Strafzumessung: Prüfungsreihenfolge zur Strafrahmenwahl bei Vorliegen eines minder schweren Falls und eines gesetzlich vertypten Strafmilderungsgrundes bei einem versuchten Totschlag


Tenor

1. Auf die Revision des Angeklagten wird das Urteil des [X.] vom 9. Mai 2017 aufgehoben

a) im Ausspruch über die Einzelstrafe wegen versuchten Totschlags in Tateinheit mit gefährlicher Körperverletzung zum Nachteil der Geschädigten [X.],

b) im Ausspruch über die Gesamtfreiheitsstrafe.

2. Im Umfang der Aufhebung wird die Sache zu neuer Verhandlung und Entscheidung, auch über die Kosten des Rechtsmittels, an eine andere als Schwurgericht zuständige Strafkammer des Landgerichts zurückverwiesen.

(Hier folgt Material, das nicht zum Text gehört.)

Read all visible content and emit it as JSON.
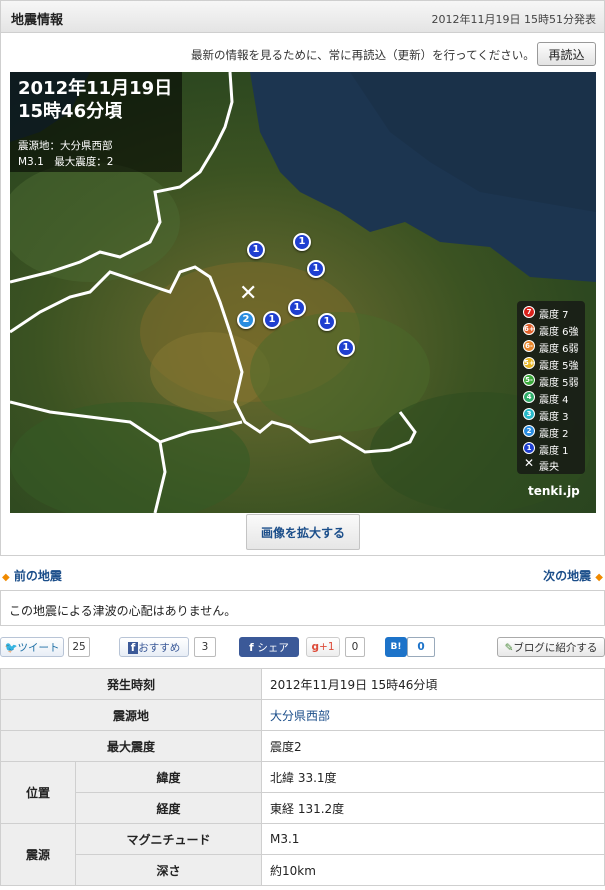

3. Die weiter gehende Revision des Angeklagten wird verworfen.

Gründe

1

Das [X.] hatte den Angeklagten in einem ersten Urteil wegen versuchten Mordes in Tateinheit mit gefährlicher Körperverletzung und wegen gefährlicher Körperverletzung zu einer lebenslangen Freiheitsstrafe als Gesamtstrafe verurteilt und seine Unterbringung in der Sicherungsverwahrung angeordnet; außerdem hatte es eine Entscheidung im Adhäsionsverfahren getroffen. Nach Aufhebung dieses Urteils hinsichtlich der Verurteilung wegen versuchten Mordes in Tateinheit mit gefährlicher Körperverletzung und im Ausspruch über die Gesamtfreiheitsstrafe sowie der Maßregel, jeweils mit den Feststellungen, hat das [X.] den Angeklagten nunmehr wegen versuchten Totschlags in Tateinheit mit gefährlicher Körperverletzung und wegen gefährlicher Körperverletzung zu einer Gesamtfreiheitsstrafe von zehn Jahren verurteilt und seine Unterbringung in der Sicherungsverwahrung angeordnet. Hiergegen richtet sich seine auf die Sachrüge gestützte Revision. Das Rechtsmittel hat in dem aus der Entscheidungsformel ersichtlichen Umfang Erfolg; im Übrigen ist es unbegründet im Sinne von § 349 Abs. 2 StPO.

2

Der [X.] hat, was die Strafzumessung hinsichtlich des versuchten Totschlags anbelangt, ausgeführt:

„Der Ausspruch über die Einzelstrafe in Höhe von neun Jahren Freiheitsstrafe hat hingegen keinen Bestand. Das [X.] hat unter Berücksichtigung des vertypten [X.]es des § 23 Abs. 2 StGB einen minder schweren Fall gemäß § 213 2. Alt. StGB verneint, von einer Milderung des Strafrahmens nach §§ 23 Abs. 2, 49 Abs. 1 StGB abgesehen und die Strafe sodann aus dem nach § 21 StGB in Verbindung mit § 49 Abs. 1 StGB gemilderten Strafrahmen des § 212 StGB entnommen ([X.]/64 ff.).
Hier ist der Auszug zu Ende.